4.17’DE HAYAT DURDU

Ülkemizin yaşadığı büyük felaketin ardından futbola dönmek psikolojik olarak oldukça zor. Her iki takım için de ne sonuç olursa olsun teselliden öte bir anlam taşımayacak bir maça çıkıldı. 

90 dakikanın en önemli anı da maçın hemen başında yaşandı. Depremin saati olan 4.17’de binlerce oyuncak, sahaya gönderilirken tüm Türkiye bir kez daha tek yürek oldu.

Felaket anlarını düşünürken de hiçbir şeyin insan yaşamından daha değerli olmadığını, alınan galibiyet veya mağlubiyetlerin aslında ne kadar anlamsızlaştığını daha iyi anladık.

Saha içerisine baktığımızda da her iki takımda da ertelenen maçta tescil olmadığı için yeni transferlerin oynayamamış olmasından dolayı ciddi eksikler bulunurken, Antalyaspor’da bu durum tam bir kabus oldu. 

Oynayamayan futbolcu sayısının, oynayabilen futbolcu sayısından fazla olduğu ender maçlardan birisi olmuştur. Bu noktadan baktığımızda hem felaketin üzerine oynanmış olması hem de bu kadar eksiği bulunduğu Antalyaspor için kötü bir sonucun hiçbir eleştiri alamayacağı maçı izledik.

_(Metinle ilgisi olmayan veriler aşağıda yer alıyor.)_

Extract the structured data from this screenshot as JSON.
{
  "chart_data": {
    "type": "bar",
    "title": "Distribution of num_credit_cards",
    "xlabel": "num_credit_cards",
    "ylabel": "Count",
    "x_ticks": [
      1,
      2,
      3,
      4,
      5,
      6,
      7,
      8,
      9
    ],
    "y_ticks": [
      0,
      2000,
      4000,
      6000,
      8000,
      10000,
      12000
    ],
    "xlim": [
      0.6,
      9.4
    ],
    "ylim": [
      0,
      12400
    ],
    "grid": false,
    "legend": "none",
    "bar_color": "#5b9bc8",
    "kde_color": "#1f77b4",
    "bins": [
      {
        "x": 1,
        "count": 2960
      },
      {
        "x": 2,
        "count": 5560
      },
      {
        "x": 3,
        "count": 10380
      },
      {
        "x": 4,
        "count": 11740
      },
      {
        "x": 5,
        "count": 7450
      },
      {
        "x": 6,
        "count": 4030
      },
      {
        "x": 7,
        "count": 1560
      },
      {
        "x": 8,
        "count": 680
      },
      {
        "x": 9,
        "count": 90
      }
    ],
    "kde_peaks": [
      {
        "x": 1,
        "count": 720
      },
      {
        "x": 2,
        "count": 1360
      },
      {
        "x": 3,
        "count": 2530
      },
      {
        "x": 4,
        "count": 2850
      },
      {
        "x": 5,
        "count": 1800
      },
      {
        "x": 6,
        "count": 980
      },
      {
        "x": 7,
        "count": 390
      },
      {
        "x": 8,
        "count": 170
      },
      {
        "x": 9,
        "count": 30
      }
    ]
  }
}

Bir futbol klişesi olan “atanın ve tutanın” iyi olacak sözünden yola çıkarsak, Antalyaspor’da bu iki bölgede görev alan isimler de ideal kadroda yer almayanlar olması maç öncesi en çok dikkat çeken nokta oldu. 

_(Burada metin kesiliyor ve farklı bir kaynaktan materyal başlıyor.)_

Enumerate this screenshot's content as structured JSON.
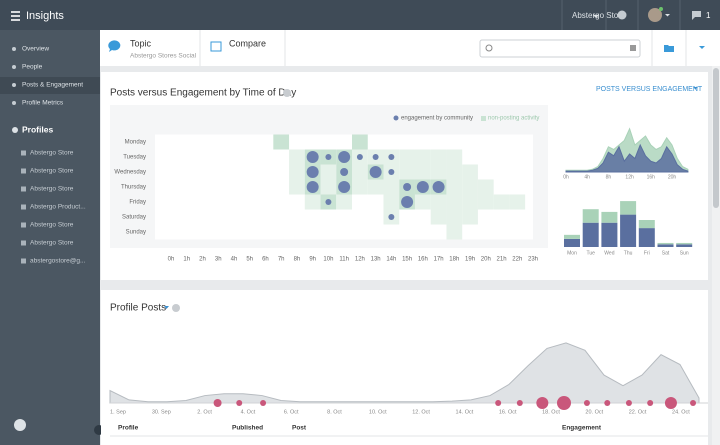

Kalede Ataberk Dadakdeniz, kariyerindeki ilk Süper Lig maçına çıkarken, Admir Mehmedi ise alışık olmadığı santrafor bölgesinde yer aldı. 

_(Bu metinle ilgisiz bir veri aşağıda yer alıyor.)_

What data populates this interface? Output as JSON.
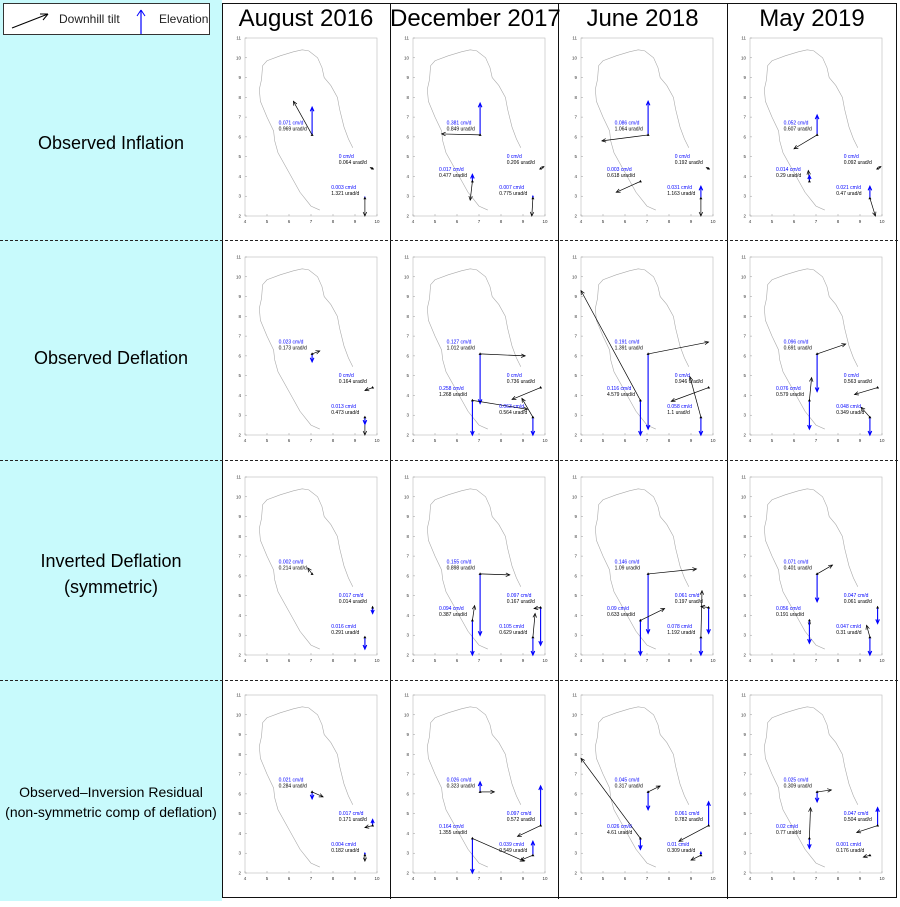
{
  "legend": {
    "tilt_label": "Downhill tilt",
    "elevation_label": "Elevation",
    "tilt_color": "#000000",
    "elevation_color": "#0000ff"
  },
  "columns": [
    "August 2016",
    "December 2017",
    "June 2018",
    "May 2019"
  ],
  "rows": [
    {
      "label_lines": [
        "Observed Inflation"
      ]
    },
    {
      "label_lines": [
        "Observed Deflation"
      ]
    },
    {
      "label_lines": [
        "Inverted Deflation",
        "(symmetric)"
      ]
    },
    {
      "label_lines": [
        "Observed–Inversion Residual",
        "(non-symmetric comp of deflation)"
      ]
    }
  ],
  "colors": {
    "background_left": "#c8fafc",
    "elevation": "#0000ff",
    "tilt": "#000000",
    "outline": "#aaaaaa"
  },
  "chart_data": {
    "type": "scatter",
    "description_type": "vector map grid",
    "xlim": [
      4,
      10
    ],
    "ylim": [
      2,
      11
    ],
    "xticks": [
      "4",
      "5",
      "6",
      "7",
      "8",
      "9",
      "10"
    ],
    "yticks": [
      "2",
      "3",
      "4",
      "5",
      "6",
      "7",
      "8",
      "9",
      "10",
      "11"
    ],
    "grid": false,
    "stations": {
      "A": [
        7.05,
        6.1
      ],
      "B": [
        6.7,
        3.75
      ],
      "C": [
        9.8,
        4.4
      ],
      "D": [
        9.45,
        2.9
      ]
    },
    "outline": [
      [
        7.4,
        2.3
      ],
      [
        7.0,
        2.5
      ],
      [
        6.5,
        3.2
      ],
      [
        6.0,
        4.2
      ],
      [
        5.5,
        5.2
      ],
      [
        5.35,
        5.8
      ],
      [
        5.3,
        6.3
      ],
      [
        5.0,
        7.0
      ],
      [
        4.7,
        7.8
      ],
      [
        4.65,
        8.4
      ],
      [
        4.75,
        8.9
      ],
      [
        4.8,
        9.6
      ],
      [
        5.0,
        9.85
      ],
      [
        5.6,
        10.1
      ],
      [
        6.2,
        10.3
      ],
      [
        6.6,
        10.4
      ],
      [
        6.9,
        10.35
      ],
      [
        7.3,
        10.0
      ],
      [
        7.5,
        9.5
      ],
      [
        7.6,
        9.0
      ],
      [
        7.9,
        8.6
      ],
      [
        8.2,
        8.0
      ],
      [
        8.3,
        7.4
      ],
      [
        8.5,
        6.5
      ],
      [
        8.7,
        5.9
      ],
      [
        8.9,
        5.45
      ]
    ],
    "panels": [
      [
        {
          "A": {
            "elev": "0.071 cm/d",
            "tilt": "0.969 urad/d",
            "tilt_end": [
              6.2,
              7.8
            ],
            "elev_end": 7.5
          },
          "C": {
            "elev": "0 cm/d",
            "tilt": "0.064 urad/d",
            "tilt_end": [
              9.7,
              4.45
            ],
            "elev_end": 4.4
          },
          "D": {
            "elev": "0.003 cm/d",
            "tilt": "1.321 urad/d",
            "tilt_end": [
              9.45,
              2.0
            ],
            "elev_end": 2.95
          }
        },
        {
          "A": {
            "elev": "0.381 cm/d",
            "tilt": "0.849 urad/d",
            "tilt_end": [
              5.3,
              6.15
            ],
            "elev_end": 7.7
          },
          "B": {
            "elev": "0.017 cm/d",
            "tilt": "0.477 urad/d",
            "tilt_end": [
              6.6,
              2.8
            ],
            "elev_end": 4.1
          },
          "C": {
            "elev": "0 cm/d",
            "tilt": "0.206 urad/d",
            "tilt_end": [
              9.95,
              4.5
            ],
            "elev_end": 4.4
          },
          "D": {
            "elev": "0.007 cm/d",
            "tilt": "0.775 urad/d",
            "tilt_end": [
              9.4,
              2.0
            ],
            "elev_end": 3.0
          }
        },
        {
          "A": {
            "elev": "0.086 cm/d",
            "tilt": "1.064 urad/d",
            "tilt_end": [
              4.95,
              5.8
            ],
            "elev_end": 7.8
          },
          "B": {
            "elev": "0.003 cm/d",
            "tilt": "0.618 urad/d",
            "tilt_end": [
              5.6,
              3.2
            ],
            "elev_end": 3.75
          },
          "C": {
            "elev": "0 cm/d",
            "tilt": "0.192 urad/d",
            "tilt_end": [
              9.7,
              4.45
            ],
            "elev_end": 4.4
          },
          "D": {
            "elev": "0.031 cm/d",
            "tilt": "1.163 urad/d",
            "tilt_end": [
              9.45,
              2.0
            ],
            "elev_end": 3.5
          }
        },
        {
          "A": {
            "elev": "0.052 cm/d",
            "tilt": "0.607 urad/d",
            "tilt_end": [
              6.0,
              5.4
            ],
            "elev_end": 7.1
          },
          "B": {
            "elev": "0.014 cm/d",
            "tilt": "0.29 urad/d",
            "tilt_end": [
              6.65,
              4.3
            ],
            "elev_end": 4.05
          },
          "C": {
            "elev": "0 cm/d",
            "tilt": "0.092 urad/d",
            "tilt_end": [
              9.95,
              4.5
            ],
            "elev_end": 4.4
          },
          "D": {
            "elev": "0.021 cm/d",
            "tilt": "0.47 urad/d",
            "tilt_end": [
              9.7,
              2.0
            ],
            "elev_end": 3.5
          }
        }
      ],
      [
        {
          "A": {
            "elev": "0.023 cm/d",
            "tilt": "0.173 urad/d",
            "tilt_end": [
              7.4,
              6.25
            ],
            "elev_end": 5.7
          },
          "C": {
            "elev": "0 cm/d",
            "tilt": "0.164 urad/d",
            "tilt_end": [
              9.45,
              4.25
            ],
            "elev_end": 4.4
          },
          "D": {
            "elev": "0.013 cm/d",
            "tilt": "0.473 urad/d",
            "tilt_end": [
              9.45,
              2.0
            ],
            "elev_end": 2.55
          }
        },
        {
          "A": {
            "elev": "0.127 cm/d",
            "tilt": "1.012 urad/d",
            "tilt_end": [
              9.1,
              6.0
            ],
            "elev_end": 3.6
          },
          "B": {
            "elev": "0.258 cm/d",
            "tilt": "1.268 urad/d",
            "tilt_end": [
              9.2,
              3.3
            ],
            "elev_end": 2.0
          },
          "C": {
            "elev": "0 cm/d",
            "tilt": "0.736 urad/d",
            "tilt_end": [
              8.5,
              3.8
            ],
            "elev_end": 4.4
          },
          "D": {
            "elev": "0.063 cm/d",
            "tilt": "0.564 urad/d",
            "tilt_end": [
              8.95,
              3.85
            ],
            "elev_end": 2.0
          }
        },
        {
          "A": {
            "elev": "0.191 cm/d",
            "tilt": "1.391 urad/d",
            "tilt_end": [
              9.8,
              6.7
            ],
            "elev_end": 2.3
          },
          "B": {
            "elev": "0.116 cm/d",
            "tilt": "4.579 urad/d",
            "tilt_end": [
              4.0,
              9.3
            ],
            "elev_end": 2.0
          },
          "C": {
            "elev": "0 cm/d",
            "tilt": "0.946 urad/d",
            "tilt_end": [
              8.1,
              3.7
            ],
            "elev_end": 4.4
          },
          "D": {
            "elev": "0.058 cm/d",
            "tilt": "1.1 urad/d",
            "tilt_end": [
              8.95,
              4.95
            ],
            "elev_end": 2.0
          }
        },
        {
          "A": {
            "elev": "0.096 cm/d",
            "tilt": "0.691 urad/d",
            "tilt_end": [
              8.35,
              6.6
            ],
            "elev_end": 4.2
          },
          "B": {
            "elev": "0.076 cm/d",
            "tilt": "0.579 urad/d",
            "tilt_end": [
              6.8,
              4.9
            ],
            "elev_end": 2.3
          },
          "C": {
            "elev": "0 cm/d",
            "tilt": "0.563 urad/d",
            "tilt_end": [
              8.75,
              4.05
            ],
            "elev_end": 4.4
          },
          "D": {
            "elev": "0.048 cm/d",
            "tilt": "0.349 urad/d",
            "tilt_end": [
              9.05,
              3.4
            ],
            "elev_end": 2.0
          }
        }
      ],
      [
        {
          "A": {
            "elev": "0.002 cm/d",
            "tilt": "0.214 urad/d",
            "tilt_end": [
              6.85,
              6.4
            ],
            "elev_end": 6.1
          },
          "C": {
            "elev": "0.017 cm/d",
            "tilt": "0.014 urad/d",
            "tilt_end": [
              9.8,
              4.45
            ],
            "elev_end": 4.1
          },
          "D": {
            "elev": "0.016 cm/d",
            "tilt": "0.291 urad/d",
            "tilt_end": [
              9.45,
              2.3
            ],
            "elev_end": 2.3
          }
        },
        {
          "A": {
            "elev": "0.155 cm/d",
            "tilt": "0.898 urad/d",
            "tilt_end": [
              8.4,
              6.05
            ],
            "elev_end": 3.0
          },
          "B": {
            "elev": "0.094 cm/d",
            "tilt": "0.387 urad/d",
            "tilt_end": [
              6.8,
              4.5
            ],
            "elev_end": 2.0
          },
          "C": {
            "elev": "0.097 cm/d",
            "tilt": "0.167 urad/d",
            "tilt_end": [
              9.5,
              4.35
            ],
            "elev_end": 2.5
          },
          "D": {
            "elev": "0.105 cm/d",
            "tilt": "0.629 urad/d",
            "tilt_end": [
              9.55,
              4.1
            ],
            "elev_end": 2.0
          }
        },
        {
          "A": {
            "elev": "0.146 cm/d",
            "tilt": "1.09 urad/d",
            "tilt_end": [
              9.25,
              6.35
            ],
            "elev_end": 3.1
          },
          "B": {
            "elev": "0.09 cm/d",
            "tilt": "0.633 urad/d",
            "tilt_end": [
              7.8,
              4.35
            ],
            "elev_end": 2.0
          },
          "C": {
            "elev": "0.061 cm/d",
            "tilt": "0.197 urad/d",
            "tilt_end": [
              9.45,
              4.45
            ],
            "elev_end": 3.1
          },
          "D": {
            "elev": "0.078 cm/d",
            "tilt": "1.192 urad/d",
            "tilt_end": [
              9.5,
              5.25
            ],
            "elev_end": 2.0
          }
        },
        {
          "A": {
            "elev": "0.071 cm/d",
            "tilt": "0.401 urad/d",
            "tilt_end": [
              7.75,
              6.55
            ],
            "elev_end": 4.7
          },
          "B": {
            "elev": "0.056 cm/d",
            "tilt": "0.191 urad/d",
            "tilt_end": [
              6.7,
              3.5
            ],
            "elev_end": 2.6
          },
          "C": {
            "elev": "0.047 cm/d",
            "tilt": "0.061 urad/d",
            "tilt_end": [
              9.8,
              4.45
            ],
            "elev_end": 3.6
          },
          "D": {
            "elev": "0.047 cm/d",
            "tilt": "0.31 urad/d",
            "tilt_end": [
              9.3,
              3.5
            ],
            "elev_end": 2.0
          }
        }
      ],
      [
        {
          "A": {
            "elev": "0.021 cm/d",
            "tilt": "0.284 urad/d",
            "tilt_end": [
              7.55,
              5.85
            ],
            "elev_end": 5.75
          },
          "C": {
            "elev": "0.017 cm/d",
            "tilt": "0.171 urad/d",
            "tilt_end": [
              9.45,
              4.3
            ],
            "elev_end": 4.7
          },
          "D": {
            "elev": "0.004 cm/d",
            "tilt": "0.182 urad/d",
            "tilt_end": [
              9.45,
              2.6
            ],
            "elev_end": 3.0
          }
        },
        {
          "A": {
            "elev": "0.026 cm/d",
            "tilt": "0.323 urad/d",
            "tilt_end": [
              7.7,
              6.1
            ],
            "elev_end": 6.6
          },
          "B": {
            "elev": "0.164 cm/d",
            "tilt": "1.355 urad/d",
            "tilt_end": [
              9.05,
              2.6
            ],
            "elev_end": 2.0
          },
          "C": {
            "elev": "0.097 cm/d",
            "tilt": "0.572 urad/d",
            "tilt_end": [
              8.75,
              3.85
            ],
            "elev_end": 6.4
          },
          "D": {
            "elev": "0.039 cm/d",
            "tilt": "0.549 urad/d",
            "tilt_end": [
              8.9,
              2.65
            ],
            "elev_end": 3.6
          }
        },
        {
          "A": {
            "elev": "0.045 cm/d",
            "tilt": "0.317 urad/d",
            "tilt_end": [
              7.6,
              6.4
            ],
            "elev_end": 5.2
          },
          "B": {
            "elev": "0.026 cm/d",
            "tilt": "4.61 urad/d",
            "tilt_end": [
              4.0,
              7.8
            ],
            "elev_end": 3.2
          },
          "C": {
            "elev": "0.061 cm/d",
            "tilt": "0.782 urad/d",
            "tilt_end": [
              8.45,
              3.6
            ],
            "elev_end": 5.6
          },
          "D": {
            "elev": "0.01 cm/d",
            "tilt": "0.309 urad/d",
            "tilt_end": [
              9.0,
              2.65
            ],
            "elev_end": 3.05
          }
        },
        {
          "A": {
            "elev": "0.025 cm/d",
            "tilt": "0.309 urad/d",
            "tilt_end": [
              7.7,
              6.2
            ],
            "elev_end": 5.6
          },
          "B": {
            "elev": "0.02 cm/d",
            "tilt": "0.77 urad/d",
            "tilt_end": [
              6.75,
              5.3
            ],
            "elev_end": 3.25
          },
          "C": {
            "elev": "0.047 cm/d",
            "tilt": "0.504 urad/d",
            "tilt_end": [
              8.85,
              4.05
            ],
            "elev_end": 5.3
          },
          "D": {
            "elev": "0.001 cm/d",
            "tilt": "0.176 urad/d",
            "tilt_end": [
              9.15,
              2.8
            ],
            "elev_end": 2.9
          }
        }
      ]
    ]
  }
}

Mehmedi, ileri uçta ne kadar sırıttıysa Ataberk de o kadar kalesinde güven verdi. Boffin sonrasında Alperen Uysal’a sabreden Nuri Şahin, bunca zaman Ataberk’i düşünmeyerek genç kaleciye kesinlikle yazık etmiş. 90+7’de kurtardığı penaltı da ortaya koyduğu performansını daha da süsleyen sadece bir detay oldu. Genç kaleci ortaya koyduğu bu performansla Kasımpaşa maçında da eldiveni giymeyi net bir şekilde hak ettiğini gösterdi. 

Yazının başında söylediğim gibi bu maçta kazanmak ya da kaybetmek çok önemli değildi. Bunca eksiğe rağmen alınan 1 puan normal şartlarda galibiyetten bile değerli sayılabilirdi, ancak bu dönemde ortaya koyulan birliktelik ve genç kaleci Ataberk’in ortaya koyduğu oyun hepsinden daha değerliydi.